What is a Turing Test?

Coined after the British polymath, Alan Turing, in 1950, the Turing test was initially designed as a basic way to examine a computer’s ability to show intelligence indistinguishable from that of a human. Now, however, the test has become a staple within the world of Artificial Intelligence.  

Alan Turing conceptualized the test after a game known as ‘The Imitation Game’.

The game goes as follows: there are three people, a man (A), a woman (B), and an interrogator (C), who can be either a man or a woman. The interrogator knows them as X and Y, not knowing which is the man and which is the woman. 

While the interrogator stays in a room apart from the other two, his/her goal is to decide which of the other two is indeed the man and which is the woman. The interrogator builds his/her assumption by asking them a series of questions, such as “Can X tell me the length of his/her hair?”

Assuming X is A, it is A’s objective to get C to make the wrong identification and therefore would answer something like: “My hair is about 10 inches long”. The objective of B, however, is to help the interrogator, and therefore provide him with truthful and perhaps even blunt statements, such as “I am the woman!”

At the end of the game, the interrogator must say either: ‘X is A and Y is B’ or ‘X is B and Y is A’.

Turing then posed the question: what happens if A or B were actually a machine? Would the interrogator struggle as much when the game is played like this as he/she would when it is played between a man and a woman?

The Turing test states that if a machine does actually manage to convince an interrogator that it is in fact human for over 30% of a five-minute conversation, it passes the test and wins the ‘game’.

Passing the Turing Test

Since its conception, the Turing test has become a benchmark for measuring AI intelligence and was used on the earliest chatbots, ELIZA and PARRY. By the 90’s, the test moved on to becoming an annual competition: the Loebner Prize.

However, the test was so difficult that it took over sixty years for a machine (i.e. chatbot) to obtain the prize.

The first chatbot to ever pass the Turing test was dubbed Eugene Goostman, and posed as a 13-year-old Ukrainian boy who managed to convince a third of the judges he spoke with that he was a human.

This success, however, comes with a lot of controversy. Many claimed that Eugene had cheated because ‘he’ dismissed odd or confusing answers by claiming a foreign language and young age.

The Issues 

Many claim that the Turing test has always had some issues since the beginning. One such issue revolves around the notion that the test suggests that intelligence and human behaviors are one and the same, when in fact there is a huge difference between true intelligence and human behavior. Therefore, people argue that the Turing test draws a false equivalent and as a result could encourage artificial stupidity.

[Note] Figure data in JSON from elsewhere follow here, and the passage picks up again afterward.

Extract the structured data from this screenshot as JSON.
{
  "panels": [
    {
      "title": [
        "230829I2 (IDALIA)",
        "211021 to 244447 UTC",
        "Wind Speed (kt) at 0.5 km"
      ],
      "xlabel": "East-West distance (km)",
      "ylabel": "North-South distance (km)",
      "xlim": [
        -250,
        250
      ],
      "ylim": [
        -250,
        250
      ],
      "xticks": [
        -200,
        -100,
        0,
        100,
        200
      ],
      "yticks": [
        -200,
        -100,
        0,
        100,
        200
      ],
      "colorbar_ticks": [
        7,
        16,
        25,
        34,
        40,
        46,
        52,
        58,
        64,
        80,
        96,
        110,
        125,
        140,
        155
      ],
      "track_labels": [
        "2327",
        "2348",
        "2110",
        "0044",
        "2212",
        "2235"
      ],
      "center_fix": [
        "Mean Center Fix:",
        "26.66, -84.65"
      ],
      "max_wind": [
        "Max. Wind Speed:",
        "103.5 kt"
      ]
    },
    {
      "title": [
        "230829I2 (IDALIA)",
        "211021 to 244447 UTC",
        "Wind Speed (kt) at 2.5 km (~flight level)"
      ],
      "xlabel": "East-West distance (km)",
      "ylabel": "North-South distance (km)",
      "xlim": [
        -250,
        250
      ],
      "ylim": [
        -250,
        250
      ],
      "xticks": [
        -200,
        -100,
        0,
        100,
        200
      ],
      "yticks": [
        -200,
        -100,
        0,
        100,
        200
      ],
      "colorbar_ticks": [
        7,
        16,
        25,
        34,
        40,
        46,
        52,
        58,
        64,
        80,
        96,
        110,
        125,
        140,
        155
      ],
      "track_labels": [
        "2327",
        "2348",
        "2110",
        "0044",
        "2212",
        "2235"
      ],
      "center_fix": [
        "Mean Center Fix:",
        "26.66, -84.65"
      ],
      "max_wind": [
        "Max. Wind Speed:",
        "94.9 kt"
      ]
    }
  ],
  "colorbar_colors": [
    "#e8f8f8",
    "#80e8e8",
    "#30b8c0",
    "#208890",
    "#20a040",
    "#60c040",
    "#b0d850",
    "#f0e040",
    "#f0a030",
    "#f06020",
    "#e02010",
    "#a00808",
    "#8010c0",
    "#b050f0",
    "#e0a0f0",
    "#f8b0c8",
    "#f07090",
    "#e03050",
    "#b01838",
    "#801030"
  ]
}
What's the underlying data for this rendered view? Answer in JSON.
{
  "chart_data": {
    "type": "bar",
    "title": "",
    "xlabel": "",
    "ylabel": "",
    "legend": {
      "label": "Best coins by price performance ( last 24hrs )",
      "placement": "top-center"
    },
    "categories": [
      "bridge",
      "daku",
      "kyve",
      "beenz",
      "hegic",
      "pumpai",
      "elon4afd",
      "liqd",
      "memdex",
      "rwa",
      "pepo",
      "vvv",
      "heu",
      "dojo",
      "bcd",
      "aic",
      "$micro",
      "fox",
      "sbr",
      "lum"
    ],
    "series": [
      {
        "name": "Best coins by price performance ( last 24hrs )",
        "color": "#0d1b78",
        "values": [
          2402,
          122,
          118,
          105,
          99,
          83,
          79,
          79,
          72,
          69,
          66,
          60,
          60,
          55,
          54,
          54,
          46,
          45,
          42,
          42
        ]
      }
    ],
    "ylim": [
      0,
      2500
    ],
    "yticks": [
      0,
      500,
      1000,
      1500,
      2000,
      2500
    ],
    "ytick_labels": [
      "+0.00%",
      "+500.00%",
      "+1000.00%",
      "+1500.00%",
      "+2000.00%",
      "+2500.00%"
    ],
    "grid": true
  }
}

For example: because the goal is to trick people into believing the chatbot is actually a human, the test becomes all about mimicry and chatbots can supposedly win a competition by producing something as simple as common typing errors.   

Some people, such as American philosopher John Searle, claim the Turing test to be inadequate by arguing that although programming a computer could make it appear to understand human language by following a predefined set of instructions, it cannot produce real understanding of it. This argument is widely known as the Chinese Room Argument.

Finally, the Turing test was only designed for written conversations and does not take into account spoken interactions, such as those held between users and Hyro’s voice assistants. This lack of consideration restrains the test’s ability to examine the full scope of today’s technological offerings.

On the bright side

‍Despite its issues, there must be some redeeming qualities involved, if not people wouldn’t still be speaking about the Turing test today, 70 years later.

‘Intelligence’ is a tricky quality to define and the Turing test does a great job in bringing simplicity to such a complex topic. It often occurs that whatever we consider intelligence in machines one day, becomes obsolete the next. The Turing test however, is a consistent measurable solution that can clearly withstand time.

The test is also relatively flexible, allowing for discussion covering a wide array of topics. This provides a yardstick for artificial general intelligence (AGI). Additionally, it can also measure narrow scopes of topics surrounding machine learning, and therefore reveal strong artificial narrow intelligence (ANI).